Don Luigi sorrise, lasciando passare quella sfuriata della vecchia che stava per tirar dritto colla rozza loquacità propria delle vecchie di campagna.

— Dunque che nuove abbiamo, mamma Caterina? le domandò di bel nuovo; ha forse scritto il nostro Adolfo?

— È proprio quello che volea dirle e di cui avevo incaricato quel ragazzaccio.
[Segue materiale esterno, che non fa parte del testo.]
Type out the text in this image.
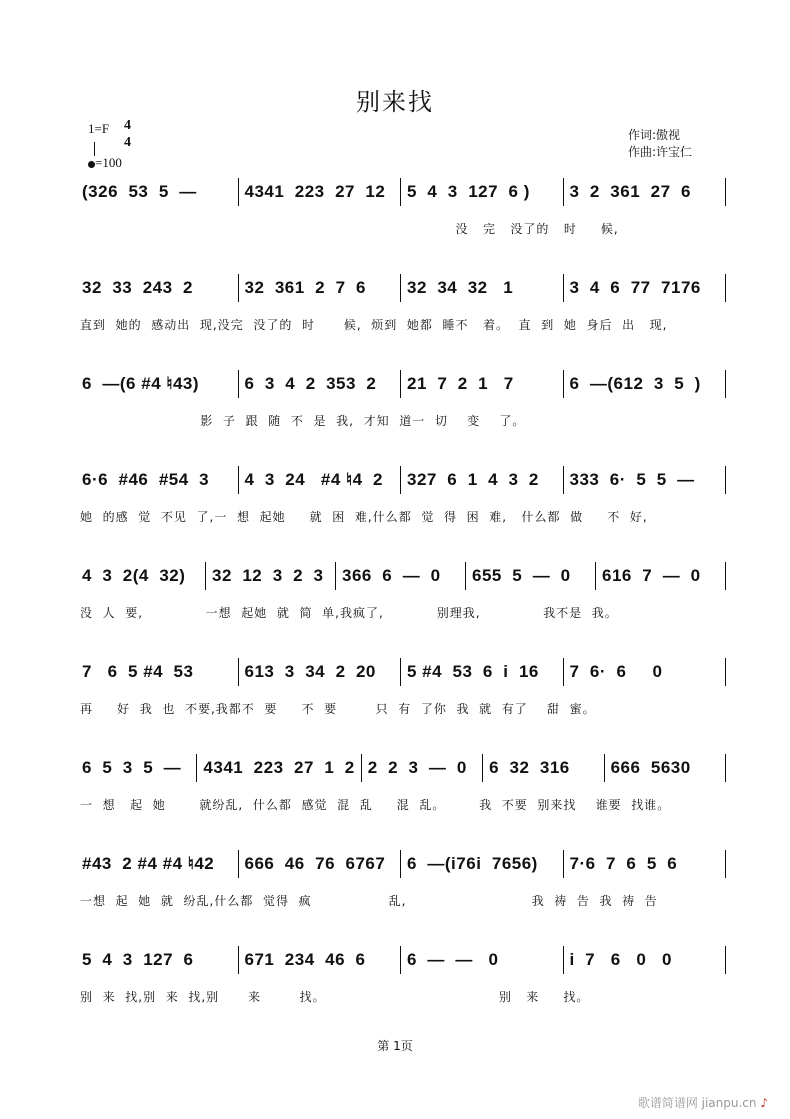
别来找
1=F	4
4
=100
作词:傲视
作曲:许宝仁
(326  53  5  —	4341  223  27  12	5  4  3  127  6 )	3  2  361  27  6
没   完   没了的   时     候,
32  33  243  2	32  361  2  7  6	32  34  32   1	3  4  6  77  7176
直到  她的  感动出  现,没完  没了的  时      候,  烦到  她都  睡不   着。  直  到  她  身后  出   现,
6  —(6 #4 ♮43)	6  3  4  2  353  2	21  7  2  1   7	6  —(612  3  5  )
影  子  跟  随  不  是  我,  才知  道一  切    变    了。
6·6  #46  #54  3	4  3  24   #4 ♮4  2	327  6  1  4  3  2	333  6·  5  5  —
她  的感  觉  不见  了,一  想  起她     就  困  难,什么都  觉  得  困  难,   什么都  做     不  好,
4  3  2(4  32)	32  12  3  2  3	366  6  —  0	655  5  —  0	616  7  —  0
没  人  要,             一想  起她  就  简  单,我疯了,           别理我,             我不是  我。
7   6  5 #4  53	613  3  34  2  20	5 #4  53  6  i  16	7  6·  6     0
再     好  我  也  不要,我都不  要     不  要        只  有  了你  我  就  有了    甜  蜜。
6  5  3  5  —	4341  223  27  1  2 2  2  3  —  0	6  32  316	666  5630
一  想   起  她       就纷乱,  什么都  感觉  混  乱     混  乱。       我  不要  别来找    谁要  找谁。
#43  2 #4 #4 ♮42	666  46  76  6767	6  —(i76i  7656)	7·6  7  6  5  6
一想  起  她  就  纷乱,什么都  觉得  疯                乱,                          我  祷  告  我  祷  告
5  4  3  127  6	671  234  46  6	6  —  —   0	i  7   6   0   0
别  来  找,别  来  找,别      来        找。                                    别   来     找。
第 1页
歌谱简谱网 jianpu.cn ♪
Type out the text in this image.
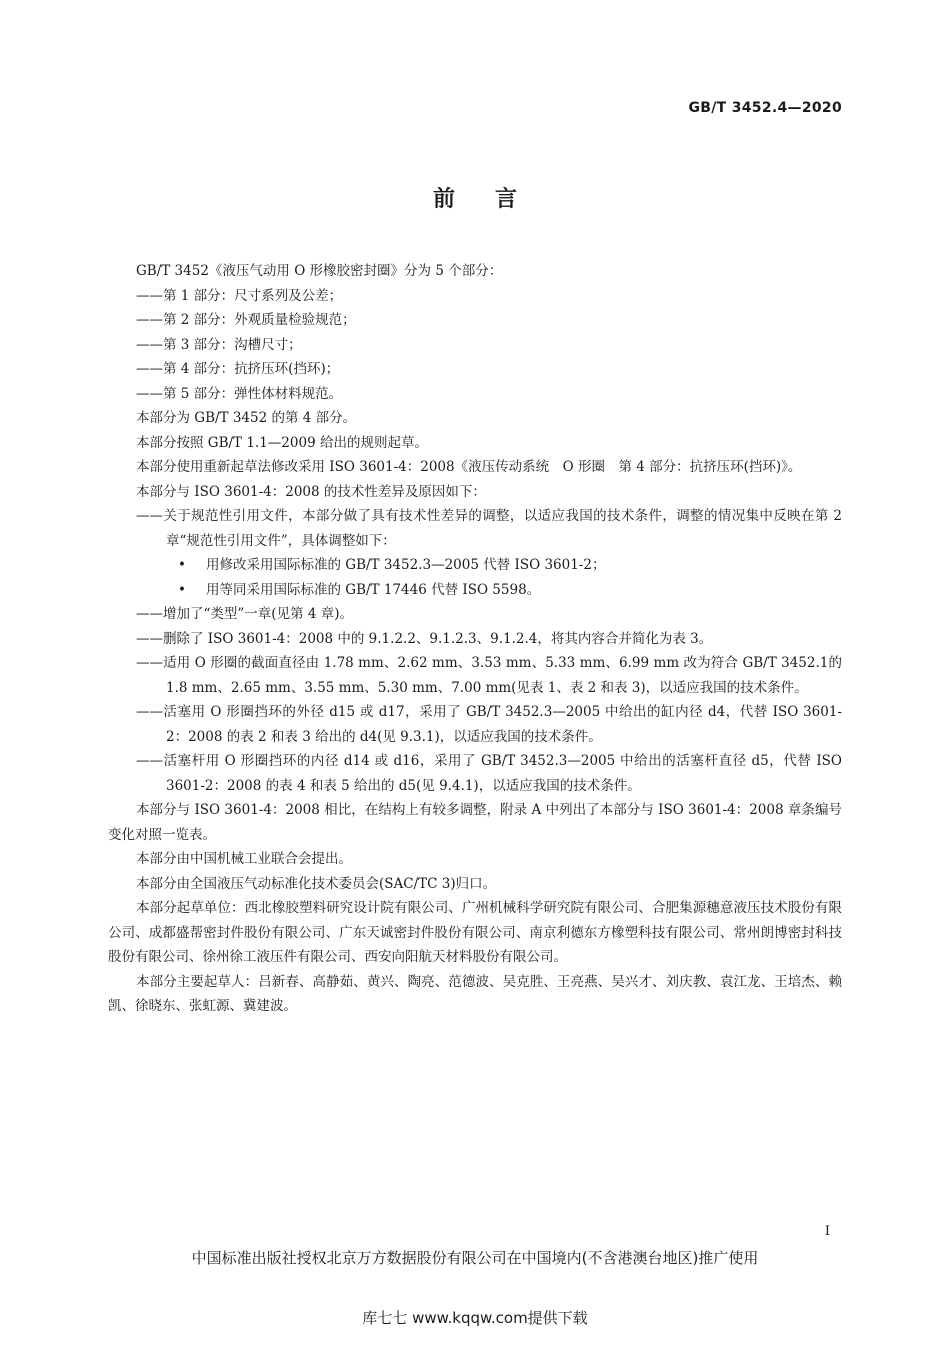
GB/T 3452.4—2020
前言

GB/T 3452《液压气动用 O 形橡胶密封圈》分为 5 个部分：

——第 1 部分：尺寸系列及公差；

——第 2 部分：外观质量检验规范；

——第 3 部分：沟槽尺寸；

——第 4 部分：抗挤压环(挡环)；

——第 5 部分：弹性体材料规范。

本部分为 GB/T 3452 的第 4 部分。

本部分按照 GB/T 1.1—2009 给出的规则起草。

本部分使用重新起草法修改采用 ISO 3601-4：2008《液压传动系统　O 形圈　第 4 部分：抗挤压环(挡环)》。

本部分与 ISO 3601-4：2008 的技术性差异及原因如下：

——关于规范性引用文件，本部分做了具有技术性差异的调整，以适应我国的技术条件，调整的情况集中反映在第 2 章“规范性引用文件”，具体调整如下：

• 用修改采用国际标准的 GB/T 3452.3—2005 代替 ISO 3601-2；

• 用等同采用国际标准的 GB/T 17446 代替 ISO 5598。

——增加了“类型”一章(见第 4 章)。

——删除了 ISO 3601-4：2008 中的 9.1.2.2、9.1.2.3、9.1.2.4，将其内容合并简化为表 3。

——适用 O 形圈的截面直径由 1.78 mm、2.62 mm、3.53 mm、5.33 mm、6.99 mm 改为符合 GB/T 3452.1的 1.8 mm、2.65 mm、3.55 mm、5.30 mm、7.00 mm(见表 1、表 2 和表 3)，以适应我国的技术条件。

——活塞用 O 形圈挡环的外径 d15 或 d17，采用了 GB/T 3452.3—2005 中给出的缸内径 d4，代替 ISO 3601-2：2008 的表 2 和表 3 给出的 d4(见 9.3.1)，以适应我国的技术条件。

——活塞杆用 O 形圈挡环的内径 d14 或 d16，采用了 GB/T 3452.3—2005 中给出的活塞杆直径 d5，代替 ISO 3601-2：2008 的表 4 和表 5 给出的 d5(见 9.4.1)，以适应我国的技术条件。

本部分与 ISO 3601-4：2008 相比，在结构上有较多调整，附录 A 中列出了本部分与 ISO 3601-4：2008 章条编号变化对照一览表。

本部分由中国机械工业联合会提出。

本部分由全国液压气动标准化技术委员会(SAC/TC 3)归口。

本部分起草单位：西北橡胶塑料研究设计院有限公司、广州机械科学研究院有限公司、合肥集源穗意液压技术股份有限公司、成都盛帮密封件股份有限公司、广东天诚密封件股份有限公司、南京利德东方橡塑科技有限公司、常州朗博密封科技股份有限公司、徐州徐工液压件有限公司、西安向阳航天材料股份有限公司。

本部分主要起草人：吕新春、高静茹、黄兴、陶亮、范德波、吴克胜、王亮燕、吴兴才、刘庆教、袁江龙、王培杰、赖凯、徐晓东、张虹源、冀建波。

I
中国标准出版社授权北京万方数据股份有限公司在中国境内(不含港澳台地区)推广使用
库七七 www.kqqw.com提供下载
— Lasciamo stare il ragazzo, e ditemi su dunque quello che più ci riguarda. Vi ha detto dov’è?

— Altro che me lo disse!... ho fatto legger la lettera dal fornaio, e mi dice che è un letterone coi fiocchi... la guardi, reverendo, la guardi!...

Essa trasse di tasca la lettera di Adolfo e la porse a don Luigi, che la scorse rapidamente.

— Avete fatto più che bene a farmene avvisato, mamma Caterina; devo dare appunto informazioni di lui a persona che s’interessa vivamente di cosa che lo riguarda.

— Come scrive! non è vero? M’ha detto il fornaio che parla come un libro.

— È un buono e bravo ragazzo, e il cielo lo farà felice, mamma Caterina.